Kamuoyunda “Amirallerin Montrö Bildirisi” olarak bilinen soruşturma tamamlandı. Ankara Cumhuriyet Başsavcılığı’ndan konuya ilişkin yapılan açıklamaya göre, iddianamede yer alan 103 şüpheli hakkında, “devletin güvenliğine veya anayasal düzene karşı suç işlemek için anlaşma” suçundan 3 yıldan 12 yıla kadar hapis cezası talep edildi.

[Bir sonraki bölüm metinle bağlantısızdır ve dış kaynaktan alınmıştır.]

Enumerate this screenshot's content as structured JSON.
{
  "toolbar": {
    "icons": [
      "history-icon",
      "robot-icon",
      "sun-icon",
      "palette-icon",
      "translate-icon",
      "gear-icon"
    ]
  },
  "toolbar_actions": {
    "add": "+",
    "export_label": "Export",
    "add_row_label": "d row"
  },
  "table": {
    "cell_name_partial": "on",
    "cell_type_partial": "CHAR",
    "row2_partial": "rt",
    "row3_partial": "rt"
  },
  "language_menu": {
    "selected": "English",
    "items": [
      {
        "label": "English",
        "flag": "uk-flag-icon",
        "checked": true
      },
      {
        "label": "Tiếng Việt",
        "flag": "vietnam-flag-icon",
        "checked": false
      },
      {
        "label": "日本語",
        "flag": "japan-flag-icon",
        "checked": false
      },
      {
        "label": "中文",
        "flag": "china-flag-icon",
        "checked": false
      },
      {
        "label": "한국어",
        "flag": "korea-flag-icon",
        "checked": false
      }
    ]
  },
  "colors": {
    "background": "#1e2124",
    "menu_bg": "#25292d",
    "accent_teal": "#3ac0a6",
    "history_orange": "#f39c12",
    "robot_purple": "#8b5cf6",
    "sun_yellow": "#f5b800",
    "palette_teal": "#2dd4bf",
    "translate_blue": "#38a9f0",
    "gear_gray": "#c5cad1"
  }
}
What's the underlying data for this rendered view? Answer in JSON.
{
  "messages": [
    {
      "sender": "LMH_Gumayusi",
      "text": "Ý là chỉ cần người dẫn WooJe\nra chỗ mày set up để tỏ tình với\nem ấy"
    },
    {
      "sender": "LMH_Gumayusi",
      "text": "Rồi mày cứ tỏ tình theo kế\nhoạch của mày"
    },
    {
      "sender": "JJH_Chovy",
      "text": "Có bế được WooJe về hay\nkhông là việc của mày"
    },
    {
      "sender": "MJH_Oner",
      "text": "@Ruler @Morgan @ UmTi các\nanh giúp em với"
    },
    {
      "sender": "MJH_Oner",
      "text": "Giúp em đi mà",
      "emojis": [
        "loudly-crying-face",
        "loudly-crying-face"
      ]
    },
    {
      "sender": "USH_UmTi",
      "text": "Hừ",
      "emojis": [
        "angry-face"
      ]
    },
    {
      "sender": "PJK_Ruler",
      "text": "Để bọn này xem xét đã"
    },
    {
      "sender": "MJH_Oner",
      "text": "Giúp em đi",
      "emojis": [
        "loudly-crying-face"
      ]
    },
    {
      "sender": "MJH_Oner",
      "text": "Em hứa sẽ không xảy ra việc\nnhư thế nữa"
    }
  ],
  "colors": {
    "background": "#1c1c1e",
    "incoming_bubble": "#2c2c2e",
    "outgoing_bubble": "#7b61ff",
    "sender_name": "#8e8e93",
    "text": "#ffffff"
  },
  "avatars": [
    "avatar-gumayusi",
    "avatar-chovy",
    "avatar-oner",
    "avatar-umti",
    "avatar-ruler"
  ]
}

Başsavcılıktan konuya ilişkin yapılan açıklamada, “Kamuoyunda ‘amiraller bildirisi’ olarak bilinen soruşturma tamamlanmış olup düzenlenen iddianame Ankara 20’nci Ağır Ceza Mahkemesine gönderilmiştir” denildi. Açıklamada 103 şüphelinin “5237 TCK’nın 316/1’inci maddesi kapsamında ‘devletin güvenliğine veya anayasal düzene karşı suç işlemek için anlaşma’ suçundan cezalandırılmalarının” talep edildiği ifade edildi. Açıklamada ayrıca şüphelilerin bir kısmına ait tüm dijital materyallerin incelendiği ve “suça konu yazışmalar dijital inceleme raporlarıyla tespit edilerek iddianameye eklenmiştir” denildi.
Başsavcılık, 4 Nisan’da bir grup emekli amiralin yayımladığı “Montrö bildirisi”ne ilişkin soruşturma başlattığını duyurmuştu. Soruşturma kapsamında, 5 Nisan’da Ergun Mengi, Atilla Kezek, Alaettin Sevim, Ramazan Cem Gürdeniz, Nadir Hakan Eraydın, Bülent Olcay, Kadir Sağdıç, Türker Ertürk, Turgay Erdağ ve Ali Sadi Ünsal gözaltına alınmış, Engin Baykal, Cemil Şükrü Bozoğlu, Mustafa Özbey ve Atilla Kıyat’a ise emniyete gelmeleri için tebligat yapılmıştı.
14 emekli amiral adli kontrol hükümleri uygulanarak serbest bırakılmış, daha sonra emekli amirallerin ifadeleri doğrultusunda soruşturma genişletilerek 6 emekli amiral daha ifadeye çağrılmıştı. Ankara emniyetindeki ifadelerinin ardından bu 6 kişi de sulh ceza hakimliğince serbest bırakılmıştı.
Emekli amiraller TBMM Başkanı Mustafa Şentop’un “Bir Cumhurbaşkanı Montrö’yü feshedebilir mi?” sorusuna “Teknik olarak evet” yanıtı vermesi ve Deniz İkmal Komutanı Tuğamiral Mehmet Sarı’nın sarık ve cüppe ile fotoğraflarının ortaya çıkması üzerine kamuoyunda başlayan tartışmalarla ilgili 4 Nisan’da bir bildiri yayımlamıştı.
Bildiride “Türkiye’nin bekasında önemli bir yer tutan Montrö Sözleşmesinin tartışma konusu yapılmasına/masaya gelmesine neden olabilecek her türlü söylem ve eylemden kaçınılması gerektiği kanaatindeyiz” denilmişti. Tuğamiral Sarı’nın tarikat evindeki görüntülerine ilişkin de “TSK ve Deniz Kuvvetlerini Atatürk’ün çizdiği çağdaş rotadan uzaklaşmış gösterme çabalarını kınıyoruz” ifadesi kullanılan bildiri, hükümet tarafından “darbe çağrışımı” olarak değerlendirilmişti.